Erken saatlerde Ankara’dan ayrıldığını, çok yoğun bir gün geçirdiğini, başarılı görüşmeler yaptığını anlatan Davutoğlu, ancak enerjisinin tükenmediğini, hiç uyumadan tekrar aynı tempoyu sürdürecek kadar enerjiyi salondakilerden aldıklarını belirtti.
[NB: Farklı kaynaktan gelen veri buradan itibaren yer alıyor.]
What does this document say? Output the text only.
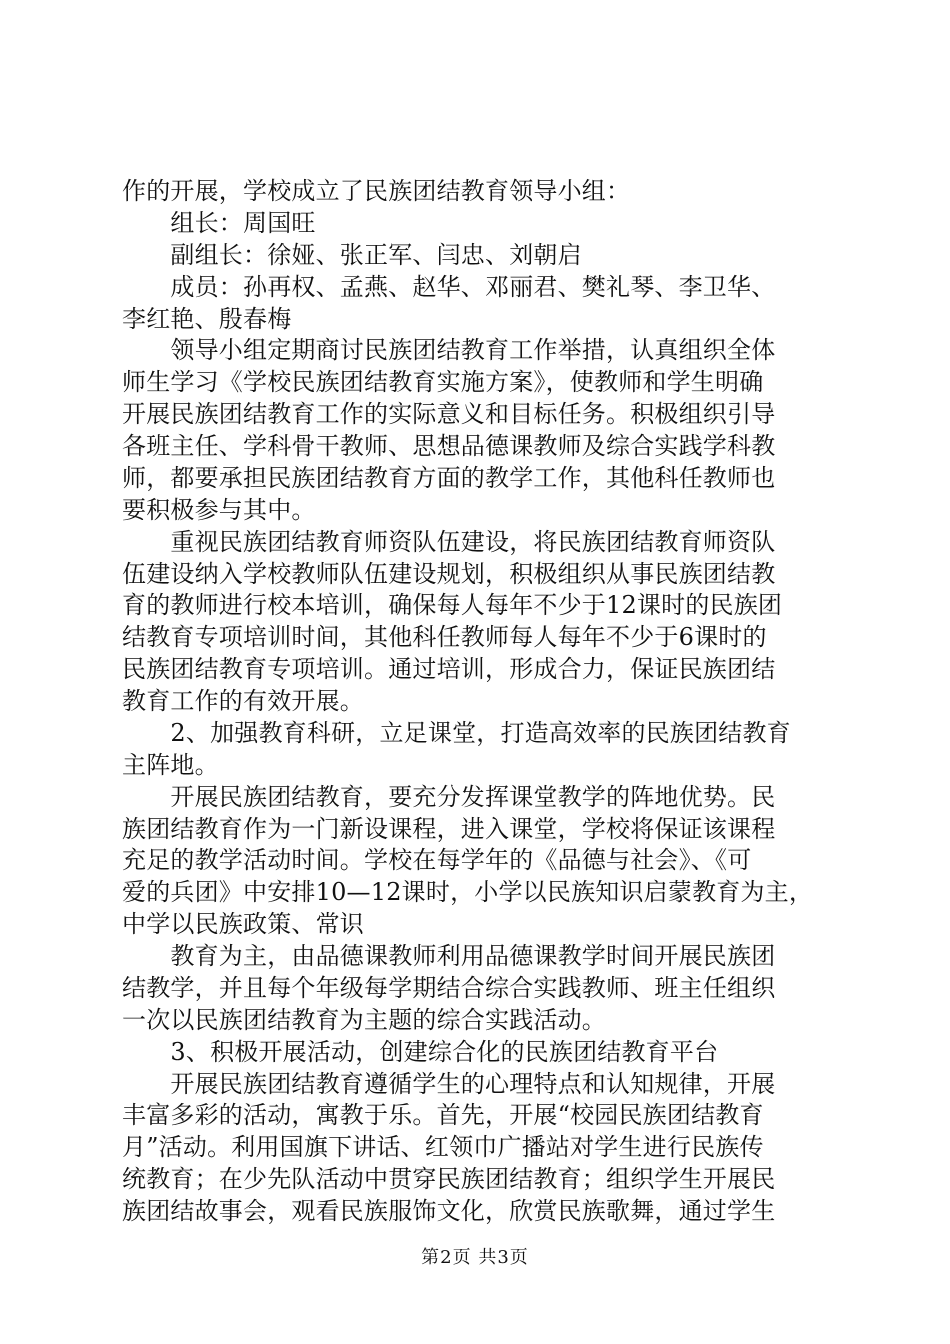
作的开展，学校成立了民族团结教育领导小组：
　　组长：周国旺
　　副组长：徐娅、张正军、闫忠、刘朝启
　　成员：孙再权、孟燕、赵华、邓丽君、樊礼琴、李卫华、
李红艳、殷春梅
　　领导小组定期商讨民族团结教育工作举措，认真组织全体
师生学习《学校民族团结教育实施方案》，使教师和学生明确
开展民族团结教育工作的实际意义和目标任务。积极组织引导
各班主任、学科骨干教师、思想品德课教师及综合实践学科教
师，都要承担民族团结教育方面的教学工作，其他科任教师也
要积极参与其中。
　　重视民族团结教育师资队伍建设，将民族团结教育师资队
伍建设纳入学校教师队伍建设规划，积极组织从事民族团结教
育的教师进行校本培训，确保每人每年不少于12课时的民族团
结教育专项培训时间，其他科任教师每人每年不少于6课时的
民族团结教育专项培训。通过培训，形成合力，保证民族团结
教育工作的有效开展。
　　2、加强教育科研，立足课堂，打造高效率的民族团结教育
主阵地。
　　开展民族团结教育，要充分发挥课堂教学的阵地优势。民
族团结教育作为一门新设课程，进入课堂，学校将保证该课程
充足的教学活动时间。学校在每学年的《品德与社会》、《可
爱的兵团》中安排10—12课时，小学以民族知识启蒙教育为主，
中学以民族政策、常识
　　教育为主，由品德课教师利用品德课教学时间开展民族团
结教学，并且每个年级每学期结合综合实践教师、班主任组织
一次以民族团结教育为主题的综合实践活动。
　　3、积极开展活动，创建综合化的民族团结教育平台
　　开展民族团结教育遵循学生的心理特点和认知规律，开展
丰富多彩的活动，寓教于乐。首先，开展“校园民族团结教育
月”活动。利用国旗下讲话、红领巾广播站对学生进行民族传
统教育；在少先队活动中贯穿民族团结教育；组织学生开展民
族团结故事会，观看民族服饰文化，欣赏民族歌舞，通过学生
第2页 共3页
Davutoğlu, enerjinin ait olunan ülkenin, milletin fertleriyle bir araya geldiğinde tekrar şarj olabilen bir unsur olduğunu söyledi.
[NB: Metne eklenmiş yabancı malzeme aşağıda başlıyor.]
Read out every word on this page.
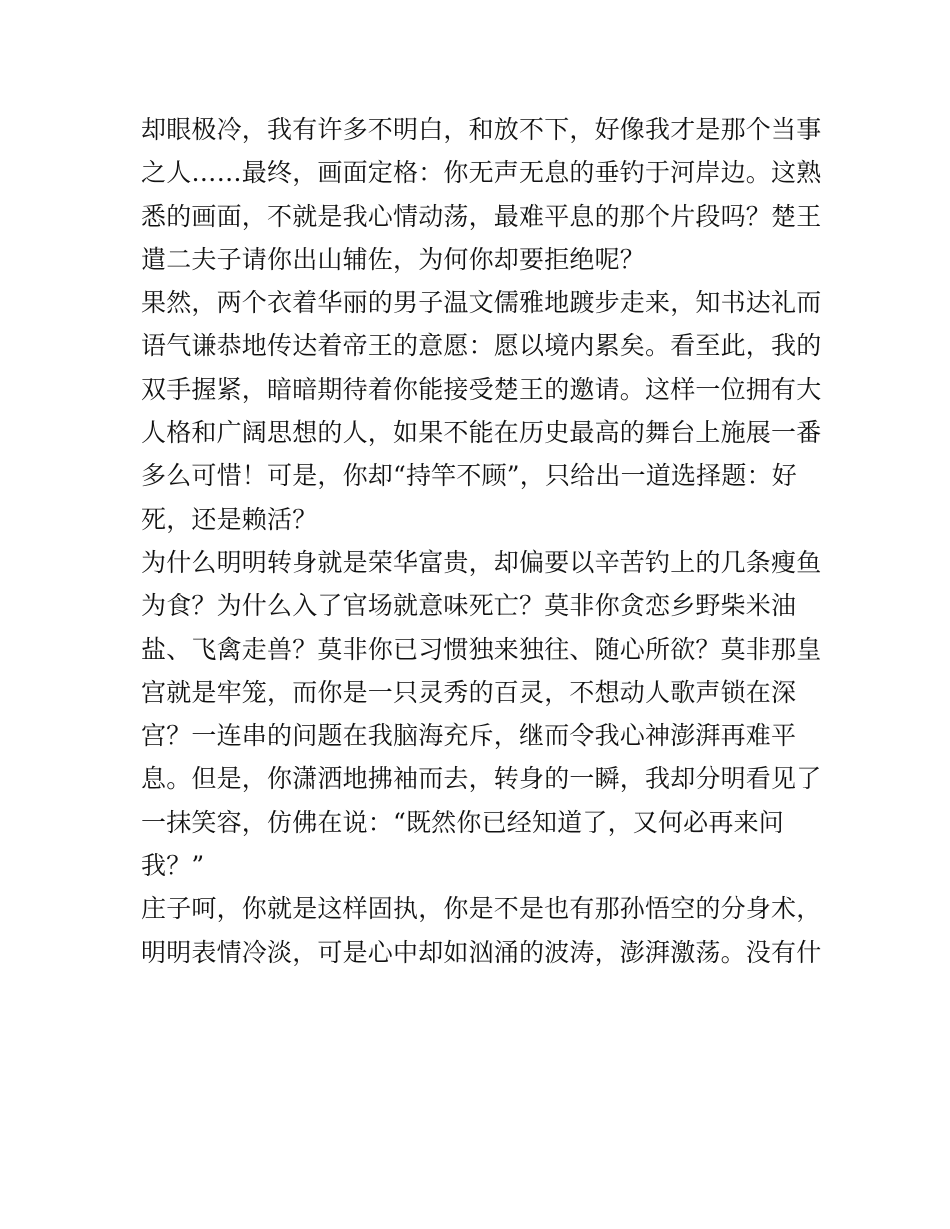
却眼极冷，我有许多不明白，和放不下，好像我才是那个当事
之人……最终，画面定格：你无声无息的垂钓于河岸边。这熟
悉的画面，不就是我心情动荡，最难平息的那个片段吗？楚王
遣二夫子请你出山辅佐，为何你却要拒绝呢？
果然，两个衣着华丽的男子温文儒雅地踱步走来，知书达礼而
语气谦恭地传达着帝王的意愿：愿以境内累矣。看至此，我的
双手握紧，暗暗期待着你能接受楚王的邀请。这样一位拥有大
人格和广阔思想的人，如果不能在历史最高的舞台上施展一番
多么可惜！可是，你却“持竿不顾”，只给出一道选择题：好
死，还是赖活？
为什么明明转身就是荣华富贵，却偏要以辛苦钓上的几条瘦鱼
为食？为什么入了官场就意味死亡？莫非你贪恋乡野柴米油
盐、飞禽走兽？莫非你已习惯独来独往、随心所欲？莫非那皇
宫就是牢笼，而你是一只灵秀的百灵，不想动人歌声锁在深
宫？一连串的问题在我脑海充斥，继而令我心神澎湃再难平
息。但是，你潇洒地拂袖而去，转身的一瞬，我却分明看见了
一抹笑容，仿佛在说：“既然你已经知道了，又何必再来问
我？”
庄子呵，你就是这样固执，你是不是也有那孙悟空的分身术，
明明表情冷淡，可是心中却如汹涌的波涛，澎湃激荡。没有什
“Ne zaman yurt dışına çıksam, yurt dışında ne zaman vatandaşlarımızla bir araya gelsem onlardaki vatan aşkını gözlerinde, yüzlerinde hissettiğimde yeniden bu aziz ülkeye olan sevgim, muhabbetim, derinlik kazanıyor ve yeni bir aşkla tekrar tekrar bu ülkeye hizmet etmenin şevkini, gelecek nesillere aktarma azmini taşıyorum” diyen Davutoğlu, kendisinin de 5 yıl yurt dışında öğretim üyesi olarak görev yaptığını hatırlatarak, bu açıdan yüreğinde Türkiye’nin hasretini taşımanın ne demek olduğunu iyi bildiğini kaydetti.
Gerek Dışişleri Bakanı, gerekse Başbakan olduğunda yurt dışına çıktığında mutlaka gurbette yaşayan vatandaşlarla görüştüğünü aktaran Davutoğlu, bugün de yoğun bir programı bulunduğunu, yarın da Türkiye’de yoğun bir gündemin kendisini beklediğini ancak buradaki vatandaşlarla buluşmadan gitmek istemediğini bildirdi.
Geçen hafta Mardin’i ziyaret ettiğini, bu hafta cuma günü Kahramanmaraş, cumartesi günü de Erzincan’a gideceğini dile getiren Davutoğlu, 1 Kasım seçimlerinde vatandaşların gösterdiği ilgi ve destekten ötürü teşekkür ziyaretlerine başladığını ve bu doğrultuda Hollanda’ya da bir ziyaret gerçekleştirdiğini ifade etti.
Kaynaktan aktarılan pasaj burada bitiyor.